La saison qui commence s'annonce sans répit pour Jean Lambert-wild : metteur en scène associé au Granit, il créé deux spectacles, "le Terrier" de Kafka proposé en appartement à partir du 18 octobre et "Orgia" de Pasolini pour le mois de février. Il élabore le livret et la scénographie de "Spaghetti's club", une pièce musicale de son collaborateur régulier, Jean-Luc Therminarias, qui sera jouée en plusieurs étapes à travers le monde avec des artistes bulgares, américains, allemands et anglais. Depuis 3 ans, il est également directeur artistique du 326, une coopérative d'artistes internationaux de divers disciplines qu'il a lui-même initiée. Parmi les projets liés, un label d'éditions CD va fêter prochainement ses premières sor-ties.

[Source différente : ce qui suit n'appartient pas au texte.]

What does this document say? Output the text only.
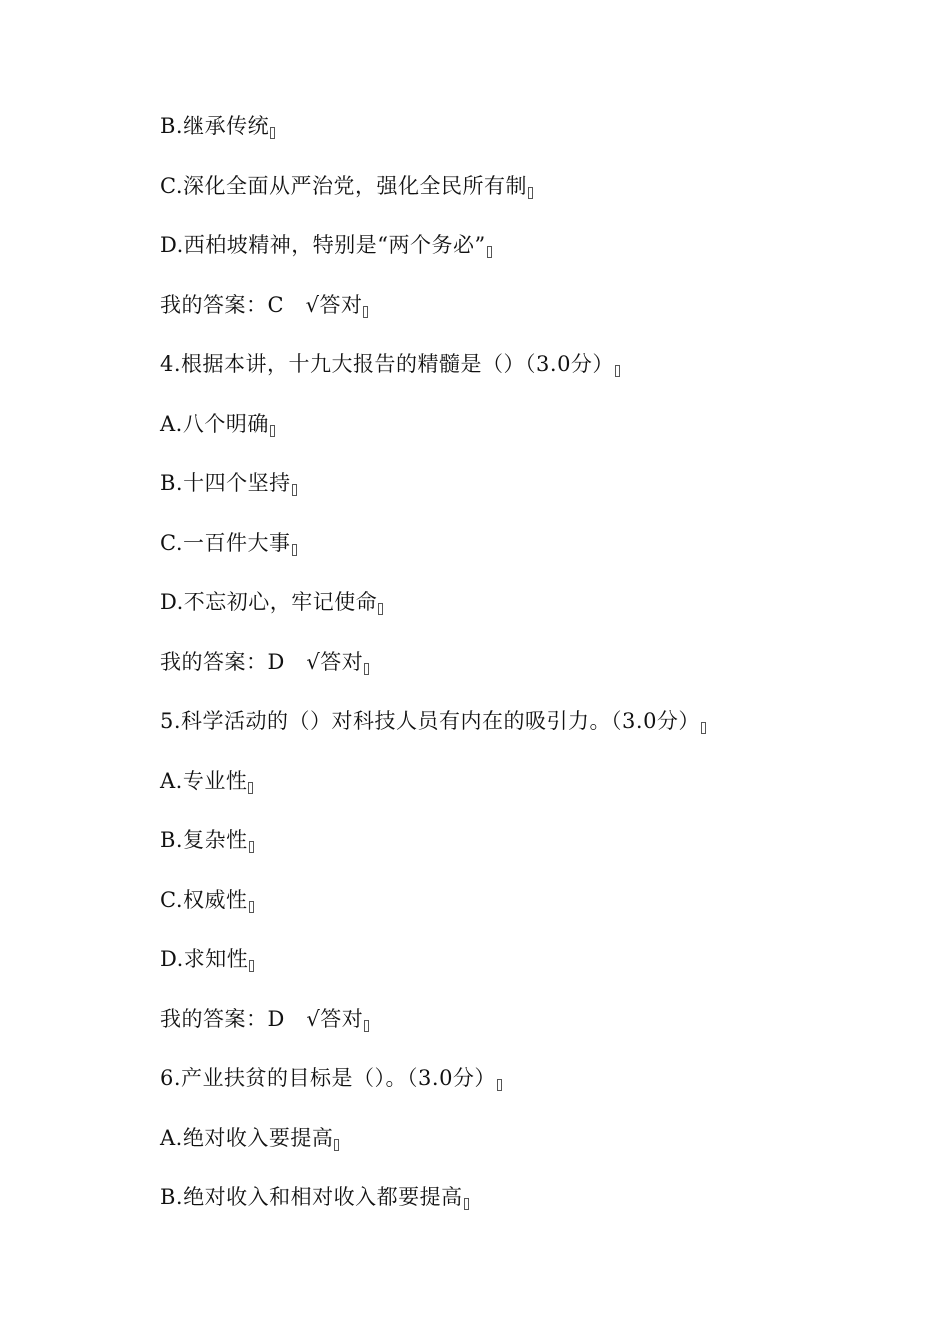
B.继承传统
C.深化全面从严治党，强化全民所有制
D.西柏坡精神，特别是“两个务必”
我的答案：C   √答对
4.根据本讲，十九大报告的精髓是（）（3.0分）
A.八个明确
B.十四个坚持
C.一百件大事
D.不忘初心，牢记使命
我的答案：D   √答对
5.科学活动的（）对科技人员有内在的吸引力。（3.0分）
A.专业性
B.复杂性
C.权威性
D.求知性
我的答案：D   √答对
6.产业扶贫的目标是（）。（3.0分）
A.绝对收入要提高
B.绝对收入和相对收入都要提高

Et sans les détailler, plusieurs lectures dont une randonnée poétique dans les Vosges, des productions diverses, l'animation d'un atelier amateur avec le 35e RI de Belfort sont également programmées. Entre ces activités, il trouve encore le temps d'écrire, annonçant la première partie d'une trilogie qui sera son sixième texte...
Tout juste s'émeut-il de cet agenda chargé, tellement heureux, à l'entendre, d'être immergé dans le monde du théâtre. Ses journées commencent à 5 h du matin, mais il «s'épanouit dans le travail». «Pasolini disait qu'il avait une vitalité désespérée, moi c'est une vitalité inespérée. Mais le jour où la lassitude advient, j'arrête».
Il a découvert le théâtre tard, à 23 ans, après une licence de philosophie. «J'y suis venu de façon étonnante. J'écrivais par «compulsion maladive», des gens se sont intéressés à mes textes et quelqu'un m'a demandé de monter l'un d'eux. Mais le véritable détonateur a été ma rencontre avec Matthias Langhoff. Sa mise en scène de "Trois soeurs" de Tchekhov a été un choc immédiat, qui m'a fait découvrir que le théâtre n'était pas un espace clos et bourgeois comme je le croyais mais un véritable espace de liberté».
«Un exilé perpétuellement désarmé»
En 5 ans, il a tracé un chemin remarquable, mettant notamment en scène à Belfort son texte "Splendeur et lassitude du capitaine Marion Déperrier". Il réfute le mot autodidacte, préférant parler de compagnonnage auprès de «grands maîtres» pour qui il a été assistant : Matthias Langhoff et sa collaboratrice Martine Colcomb, Michel Dubois, Jean-Yves Lazennec lui ont tous appris énormément.
« L'apprentissage avec Langhoff a été très important. Il m'a par exemple mis sur le plateau pour me faire comprendre ce qu'est un comédien. J'ai surtout compris que je ne l'étais pas ! Je fais des lectures, des performances, mais ce sont plutôt des amusements sérieux loin du travail d'un comédien. Je me définis plutôt comme poète, au sens étymologique, parce que je suis écrivain et metteur en scène». Autre rencontre qui a compté, celle de Henri Taquet, le directeur du Granit : «C'est le soutien sans réserves qu'il m'accordé qui me permet de continuer à travailler. Il laisse sa chance à de jeunes metteurs en scène, avec des vrais moyens, et ce n'est pas fréquent en France. En général, on n'aide que ceux qui sont déjà aidés. Avant de m'accueillir, Henri Taquet avait juste lu un texte et vu un spectacle monté dans la cave d'un bar PMU !».
Ce soutien explique la présence fortuite de Jean Lambert-wild à Belfort. «Je mène des travaux pour le Granit mais je suis indépendant et j'y tiens. Je suis né à la Réunion, ma terre est très loin, je suis en exil volontaire. Je tiens à rester un exilé perpétuellement désarmé ; ce qui permet de garder un esprit de migration possible». Mais si Belfort l'a adopté, la réciproque est vraie : «J'aime Belfort pour beaucoup de raison. C'est une ville agréable où les politiques font un effort culturel énorme pour une commune de 50000 habitants. Il me semble que les gens s'entraident, font attention les uns aux autres. Ce n'est pas le cas à Paris et pour ça je ne peux y vivre. Et puis Belfort est un Territoire, je viens d'une île, il y a une certaine ressemblance».